1 2 3 4 5 6 Previous Next 86 Replies Latest reply: Nov 19, 2010 3:57 PM by Marco Gralike Go to original post RSS
      • 30. Re: XML file processing into oracle
        Marco Gralike
        I guess the blockDefault="#all" attribute is an xdb:annotation ?
        • 31. Re: XML file processing into oracle
          mdrake-Oracle
          Nope, it's an XML Schema setting to do with inheritance. Basically (for the moment) this optimization can only be enabled when there is no extensions to the types defned in the schema,
          • 32. Re: XML file processing into oracle
            Marco Gralike
            I hate that guy that nicked my xmlschema course material. Anyway. Found it.

            http://www.zvon.org/xxl/XMLSchemaTutorial/Output/ser_substitution_st4.html

            Thanks.
            • 33. Re: XML file processing into oracle
              Marco Gralike
              Very useful document btw...

              http://www.oracle.com/technology/tech/xml/xmldb/Current/xmlqueryoptimize11gr2.pdf
              • 34. Re: XML file processing into oracle
                783602
                Hi Mark,

                File size am not entirely sure from the sample file i have been given is 236 ecrminput docs and is of size 1,344 KB = 6 million ecrminput docs / 236 * 1344 = 34G.B ??? That sounds ruddy massive! Will hopefully get the full data next week so will know for sure then. :)

                Oracle version: Oracle Database 10g Release 10.2.0.1.0

                For this load i am not concerned about the outer most tag and this initial hit is just a one off to get historic data. once this has been loaded we will move to daily loads receiving probably about a few hundred ecrminput docs in the file.

                Did you have any idea about the sql loader errors i was getting when trying to load directly into the table created by the schema registration? Ideally i would like to get this working before i start looking at other ways of getting the xml into oracle :)

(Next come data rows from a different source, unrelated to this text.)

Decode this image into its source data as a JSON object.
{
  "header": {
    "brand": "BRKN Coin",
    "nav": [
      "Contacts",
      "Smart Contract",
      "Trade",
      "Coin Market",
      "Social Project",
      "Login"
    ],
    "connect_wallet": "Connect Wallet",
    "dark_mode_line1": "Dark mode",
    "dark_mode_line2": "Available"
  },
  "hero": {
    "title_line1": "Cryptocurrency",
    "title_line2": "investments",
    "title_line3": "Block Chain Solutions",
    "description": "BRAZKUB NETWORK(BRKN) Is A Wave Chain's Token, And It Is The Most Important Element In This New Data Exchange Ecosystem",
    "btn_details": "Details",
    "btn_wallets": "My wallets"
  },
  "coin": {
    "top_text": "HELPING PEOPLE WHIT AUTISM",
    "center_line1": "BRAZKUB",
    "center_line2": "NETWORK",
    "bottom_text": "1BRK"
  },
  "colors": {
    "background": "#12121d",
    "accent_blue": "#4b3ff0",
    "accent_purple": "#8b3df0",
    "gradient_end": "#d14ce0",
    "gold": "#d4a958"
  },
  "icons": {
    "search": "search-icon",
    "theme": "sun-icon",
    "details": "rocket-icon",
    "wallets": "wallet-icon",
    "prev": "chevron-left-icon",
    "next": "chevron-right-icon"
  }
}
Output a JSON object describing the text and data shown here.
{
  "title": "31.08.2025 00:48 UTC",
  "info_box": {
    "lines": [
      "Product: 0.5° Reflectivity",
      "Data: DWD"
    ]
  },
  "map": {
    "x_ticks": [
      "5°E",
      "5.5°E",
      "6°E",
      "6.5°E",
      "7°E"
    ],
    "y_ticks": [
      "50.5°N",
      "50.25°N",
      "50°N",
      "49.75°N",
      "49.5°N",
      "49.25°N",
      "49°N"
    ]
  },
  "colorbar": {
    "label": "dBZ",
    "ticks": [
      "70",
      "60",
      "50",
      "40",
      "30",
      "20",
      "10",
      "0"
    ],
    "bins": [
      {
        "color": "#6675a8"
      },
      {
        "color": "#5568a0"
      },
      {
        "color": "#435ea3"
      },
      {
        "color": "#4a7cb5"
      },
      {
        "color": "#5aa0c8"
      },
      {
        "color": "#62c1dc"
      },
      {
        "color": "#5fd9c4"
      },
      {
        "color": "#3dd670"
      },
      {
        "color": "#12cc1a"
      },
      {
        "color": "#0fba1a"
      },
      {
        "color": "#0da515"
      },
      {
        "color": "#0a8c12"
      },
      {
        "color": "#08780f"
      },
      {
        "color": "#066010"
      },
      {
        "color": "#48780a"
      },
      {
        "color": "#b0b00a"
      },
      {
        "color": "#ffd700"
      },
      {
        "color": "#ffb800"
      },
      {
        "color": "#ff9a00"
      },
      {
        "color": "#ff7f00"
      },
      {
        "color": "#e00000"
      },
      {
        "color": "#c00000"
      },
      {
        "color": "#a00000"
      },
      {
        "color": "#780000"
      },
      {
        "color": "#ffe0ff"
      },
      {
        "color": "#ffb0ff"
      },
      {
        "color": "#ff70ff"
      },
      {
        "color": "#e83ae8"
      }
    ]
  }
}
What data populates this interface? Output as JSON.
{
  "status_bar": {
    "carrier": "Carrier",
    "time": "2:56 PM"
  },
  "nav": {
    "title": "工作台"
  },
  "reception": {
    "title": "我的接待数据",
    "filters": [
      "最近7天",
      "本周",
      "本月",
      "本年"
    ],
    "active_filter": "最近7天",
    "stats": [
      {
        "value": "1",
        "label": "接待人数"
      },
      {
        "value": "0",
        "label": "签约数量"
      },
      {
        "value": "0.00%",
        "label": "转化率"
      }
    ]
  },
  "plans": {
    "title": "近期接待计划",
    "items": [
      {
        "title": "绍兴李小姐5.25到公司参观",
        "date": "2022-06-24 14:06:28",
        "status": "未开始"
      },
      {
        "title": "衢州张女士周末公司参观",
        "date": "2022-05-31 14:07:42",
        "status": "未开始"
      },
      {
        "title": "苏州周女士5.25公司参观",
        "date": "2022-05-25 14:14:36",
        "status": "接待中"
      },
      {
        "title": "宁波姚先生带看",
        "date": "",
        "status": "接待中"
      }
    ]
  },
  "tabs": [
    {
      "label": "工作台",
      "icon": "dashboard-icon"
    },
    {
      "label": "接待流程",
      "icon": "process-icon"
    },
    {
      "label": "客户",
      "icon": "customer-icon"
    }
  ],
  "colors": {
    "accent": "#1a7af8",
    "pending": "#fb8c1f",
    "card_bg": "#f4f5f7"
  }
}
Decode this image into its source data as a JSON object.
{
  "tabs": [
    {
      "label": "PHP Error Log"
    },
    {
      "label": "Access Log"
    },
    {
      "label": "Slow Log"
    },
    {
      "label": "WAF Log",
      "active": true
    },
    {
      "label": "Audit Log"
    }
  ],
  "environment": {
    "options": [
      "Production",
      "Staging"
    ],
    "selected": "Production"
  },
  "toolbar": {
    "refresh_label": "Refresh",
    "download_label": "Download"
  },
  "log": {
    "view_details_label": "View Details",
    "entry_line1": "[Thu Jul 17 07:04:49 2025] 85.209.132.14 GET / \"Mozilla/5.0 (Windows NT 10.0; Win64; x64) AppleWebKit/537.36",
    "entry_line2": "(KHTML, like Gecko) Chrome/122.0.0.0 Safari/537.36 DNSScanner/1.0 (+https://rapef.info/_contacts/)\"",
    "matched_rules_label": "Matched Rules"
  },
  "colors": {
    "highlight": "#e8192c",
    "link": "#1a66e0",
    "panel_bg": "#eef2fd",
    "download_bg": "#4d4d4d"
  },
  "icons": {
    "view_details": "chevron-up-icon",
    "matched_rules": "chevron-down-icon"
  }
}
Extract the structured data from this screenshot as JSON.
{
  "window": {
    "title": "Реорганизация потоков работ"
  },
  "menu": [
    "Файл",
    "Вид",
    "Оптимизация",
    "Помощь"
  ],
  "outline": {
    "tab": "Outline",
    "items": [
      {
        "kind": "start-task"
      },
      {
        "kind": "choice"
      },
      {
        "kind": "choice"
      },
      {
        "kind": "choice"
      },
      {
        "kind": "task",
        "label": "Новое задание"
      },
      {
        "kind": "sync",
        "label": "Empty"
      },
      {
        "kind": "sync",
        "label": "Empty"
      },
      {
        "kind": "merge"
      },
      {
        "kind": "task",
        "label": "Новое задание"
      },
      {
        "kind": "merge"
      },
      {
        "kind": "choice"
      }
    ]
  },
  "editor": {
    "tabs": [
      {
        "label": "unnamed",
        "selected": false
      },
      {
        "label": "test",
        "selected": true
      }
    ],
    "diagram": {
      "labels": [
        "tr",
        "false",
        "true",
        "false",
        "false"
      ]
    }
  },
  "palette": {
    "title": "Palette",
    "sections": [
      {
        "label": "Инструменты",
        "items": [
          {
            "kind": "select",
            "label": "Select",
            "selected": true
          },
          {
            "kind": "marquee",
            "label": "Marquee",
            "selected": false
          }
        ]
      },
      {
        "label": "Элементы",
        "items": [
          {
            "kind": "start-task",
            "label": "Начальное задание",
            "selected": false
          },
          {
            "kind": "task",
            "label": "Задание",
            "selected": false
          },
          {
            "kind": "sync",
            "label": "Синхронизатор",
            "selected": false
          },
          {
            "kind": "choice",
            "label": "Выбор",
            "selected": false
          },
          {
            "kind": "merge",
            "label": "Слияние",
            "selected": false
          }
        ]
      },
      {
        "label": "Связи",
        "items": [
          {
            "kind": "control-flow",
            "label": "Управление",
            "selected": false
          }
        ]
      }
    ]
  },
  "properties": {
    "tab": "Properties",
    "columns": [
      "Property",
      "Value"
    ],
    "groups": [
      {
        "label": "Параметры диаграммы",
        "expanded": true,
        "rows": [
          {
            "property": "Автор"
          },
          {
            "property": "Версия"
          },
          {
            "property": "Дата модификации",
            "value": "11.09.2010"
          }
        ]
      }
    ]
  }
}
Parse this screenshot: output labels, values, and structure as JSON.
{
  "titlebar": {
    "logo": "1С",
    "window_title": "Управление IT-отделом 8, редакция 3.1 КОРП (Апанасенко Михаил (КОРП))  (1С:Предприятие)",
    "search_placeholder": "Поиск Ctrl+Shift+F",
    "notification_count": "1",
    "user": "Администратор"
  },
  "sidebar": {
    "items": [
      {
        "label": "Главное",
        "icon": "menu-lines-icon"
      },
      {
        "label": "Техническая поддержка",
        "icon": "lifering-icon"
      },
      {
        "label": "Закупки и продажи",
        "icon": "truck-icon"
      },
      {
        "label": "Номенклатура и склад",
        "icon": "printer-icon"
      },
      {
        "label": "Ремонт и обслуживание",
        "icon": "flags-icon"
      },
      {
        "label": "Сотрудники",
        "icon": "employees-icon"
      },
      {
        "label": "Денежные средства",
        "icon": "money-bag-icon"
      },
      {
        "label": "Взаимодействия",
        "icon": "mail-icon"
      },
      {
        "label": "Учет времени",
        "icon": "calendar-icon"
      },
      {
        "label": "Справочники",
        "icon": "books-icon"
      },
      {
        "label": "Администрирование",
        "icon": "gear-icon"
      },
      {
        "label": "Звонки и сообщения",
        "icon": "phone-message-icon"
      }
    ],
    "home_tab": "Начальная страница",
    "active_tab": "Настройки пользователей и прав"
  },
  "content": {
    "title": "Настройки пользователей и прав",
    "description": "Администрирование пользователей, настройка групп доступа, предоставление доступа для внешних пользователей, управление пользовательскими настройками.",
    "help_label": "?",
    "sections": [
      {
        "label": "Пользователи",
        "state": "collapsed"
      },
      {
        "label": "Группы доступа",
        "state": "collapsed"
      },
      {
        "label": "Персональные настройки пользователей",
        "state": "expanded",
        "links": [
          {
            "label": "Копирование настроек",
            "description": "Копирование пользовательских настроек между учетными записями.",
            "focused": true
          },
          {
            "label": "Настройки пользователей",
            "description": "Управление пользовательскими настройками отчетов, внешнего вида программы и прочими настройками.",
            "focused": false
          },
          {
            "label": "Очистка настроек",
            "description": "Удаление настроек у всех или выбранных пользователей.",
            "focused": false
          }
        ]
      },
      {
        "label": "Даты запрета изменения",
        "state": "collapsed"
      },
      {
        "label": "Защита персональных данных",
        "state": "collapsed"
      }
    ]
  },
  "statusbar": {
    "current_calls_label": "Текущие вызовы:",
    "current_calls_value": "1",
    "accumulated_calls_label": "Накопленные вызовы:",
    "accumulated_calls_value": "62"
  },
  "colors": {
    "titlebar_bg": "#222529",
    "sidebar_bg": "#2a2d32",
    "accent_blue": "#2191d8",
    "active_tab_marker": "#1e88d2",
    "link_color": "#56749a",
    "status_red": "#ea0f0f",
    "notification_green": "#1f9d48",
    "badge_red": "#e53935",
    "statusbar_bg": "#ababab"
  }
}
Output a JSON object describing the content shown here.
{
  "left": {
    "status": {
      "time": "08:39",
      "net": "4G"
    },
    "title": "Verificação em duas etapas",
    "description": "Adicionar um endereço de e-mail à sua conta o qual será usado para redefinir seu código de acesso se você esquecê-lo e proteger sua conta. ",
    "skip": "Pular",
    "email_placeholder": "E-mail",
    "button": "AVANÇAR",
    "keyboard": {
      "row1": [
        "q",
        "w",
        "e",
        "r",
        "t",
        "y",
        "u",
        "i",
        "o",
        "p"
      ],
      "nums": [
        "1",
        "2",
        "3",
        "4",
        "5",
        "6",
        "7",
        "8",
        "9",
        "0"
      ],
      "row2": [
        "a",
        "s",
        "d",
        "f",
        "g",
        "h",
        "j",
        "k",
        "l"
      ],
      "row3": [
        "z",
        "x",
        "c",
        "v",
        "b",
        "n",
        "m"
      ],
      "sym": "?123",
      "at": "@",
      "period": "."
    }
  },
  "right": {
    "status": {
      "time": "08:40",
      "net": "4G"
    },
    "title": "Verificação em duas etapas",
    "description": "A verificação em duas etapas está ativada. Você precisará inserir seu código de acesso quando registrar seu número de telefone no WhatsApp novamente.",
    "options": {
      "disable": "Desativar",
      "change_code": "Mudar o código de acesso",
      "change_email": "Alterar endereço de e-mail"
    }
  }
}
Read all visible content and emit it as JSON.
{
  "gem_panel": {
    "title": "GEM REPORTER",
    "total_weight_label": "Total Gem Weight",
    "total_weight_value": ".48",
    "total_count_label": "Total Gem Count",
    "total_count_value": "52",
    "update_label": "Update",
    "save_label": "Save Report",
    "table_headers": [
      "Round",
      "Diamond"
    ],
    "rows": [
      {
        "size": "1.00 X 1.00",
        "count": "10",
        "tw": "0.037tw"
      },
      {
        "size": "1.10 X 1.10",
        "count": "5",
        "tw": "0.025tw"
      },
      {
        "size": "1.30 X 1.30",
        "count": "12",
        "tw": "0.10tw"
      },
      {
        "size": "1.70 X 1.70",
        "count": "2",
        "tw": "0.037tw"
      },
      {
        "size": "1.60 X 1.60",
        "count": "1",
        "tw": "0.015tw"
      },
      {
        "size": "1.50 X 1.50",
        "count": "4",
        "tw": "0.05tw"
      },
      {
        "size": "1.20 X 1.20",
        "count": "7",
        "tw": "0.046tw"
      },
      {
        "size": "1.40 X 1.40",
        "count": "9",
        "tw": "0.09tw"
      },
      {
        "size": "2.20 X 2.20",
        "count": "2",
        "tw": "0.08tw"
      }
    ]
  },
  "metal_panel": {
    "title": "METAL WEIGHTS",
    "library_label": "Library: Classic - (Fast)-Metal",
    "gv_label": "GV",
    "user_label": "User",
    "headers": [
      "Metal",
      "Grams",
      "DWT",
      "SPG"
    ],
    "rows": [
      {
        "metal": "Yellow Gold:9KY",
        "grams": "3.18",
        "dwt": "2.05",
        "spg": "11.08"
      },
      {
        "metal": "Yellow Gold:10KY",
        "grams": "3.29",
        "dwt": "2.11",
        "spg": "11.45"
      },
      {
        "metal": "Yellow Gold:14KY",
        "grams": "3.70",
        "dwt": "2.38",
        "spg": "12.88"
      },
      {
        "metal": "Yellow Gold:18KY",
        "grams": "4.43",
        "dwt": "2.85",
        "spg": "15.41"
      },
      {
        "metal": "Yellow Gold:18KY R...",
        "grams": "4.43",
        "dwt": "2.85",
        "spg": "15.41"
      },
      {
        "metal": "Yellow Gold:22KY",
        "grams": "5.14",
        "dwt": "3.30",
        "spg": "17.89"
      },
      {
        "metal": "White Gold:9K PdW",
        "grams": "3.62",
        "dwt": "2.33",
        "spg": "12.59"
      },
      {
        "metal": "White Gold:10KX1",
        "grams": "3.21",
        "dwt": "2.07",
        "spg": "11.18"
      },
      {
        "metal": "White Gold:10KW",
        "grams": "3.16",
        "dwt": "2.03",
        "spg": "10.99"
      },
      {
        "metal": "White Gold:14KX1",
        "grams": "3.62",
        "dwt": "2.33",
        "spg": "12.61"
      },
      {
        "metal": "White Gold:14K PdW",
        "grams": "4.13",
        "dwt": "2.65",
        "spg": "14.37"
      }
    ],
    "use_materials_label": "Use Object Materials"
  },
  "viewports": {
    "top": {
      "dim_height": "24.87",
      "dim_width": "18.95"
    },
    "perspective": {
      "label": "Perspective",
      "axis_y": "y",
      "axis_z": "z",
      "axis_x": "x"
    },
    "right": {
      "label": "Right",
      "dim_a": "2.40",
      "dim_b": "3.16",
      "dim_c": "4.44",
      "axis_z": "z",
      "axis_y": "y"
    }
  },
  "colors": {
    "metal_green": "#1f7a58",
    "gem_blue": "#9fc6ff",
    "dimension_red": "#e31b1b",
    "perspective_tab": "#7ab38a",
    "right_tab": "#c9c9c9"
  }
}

                Thanks again for your help.

                Dan.
                • 35. Re: XML file processing into oracle
                  mdrake-Oracle
                  Dan

                  Can you try without using Direct Load.. If that works it's probably bug 7194281, fixed in 11.1.0.7.0, but potentially backportable to earlier releases (assuming you have a valid support contract and business case)... BTW can you upgrade to 10.2.0.4.0 or later...
                  • 36. Re: XML file processing into oracle
                    Marco Gralike
                    To give you some idea about the SAX loading times.

                    While using a very old pentium to run the java part on, via lan into a 11.1.0.6 database (SGA 500 MB); The mediawiki XML dump on the internet approx 20 GB (1 XML doc) loaded within 22 hours (7 milj shredded xml docs in the end in my database).
                    Keep in mind that I used an old PC etc. Will do this before the end of this year again, but I guess with my current laptop and a 11.2 database I can load this within half a day using the same setup, despite that the mediawiki xml dump (english) got bigger.

                    Knowing what I know now of XMLDB, I can do probably better than the same setup. That is using a SAXparser but now with XMLDB better optimized storage design.
                    • 37. Re: XML file processing into oracle
                      783602
                      Hi Mark,

                      Yeah thats sorted it now! happy days!! just the 5.9 million records to load now and am there :)

                      Will find out from the boss man about any potential upgrades. Will post again sometime next week if thats ok when i know for sure the true magnitude of the file size in question. Thanks again for all your help and appologise for any future daft questions :)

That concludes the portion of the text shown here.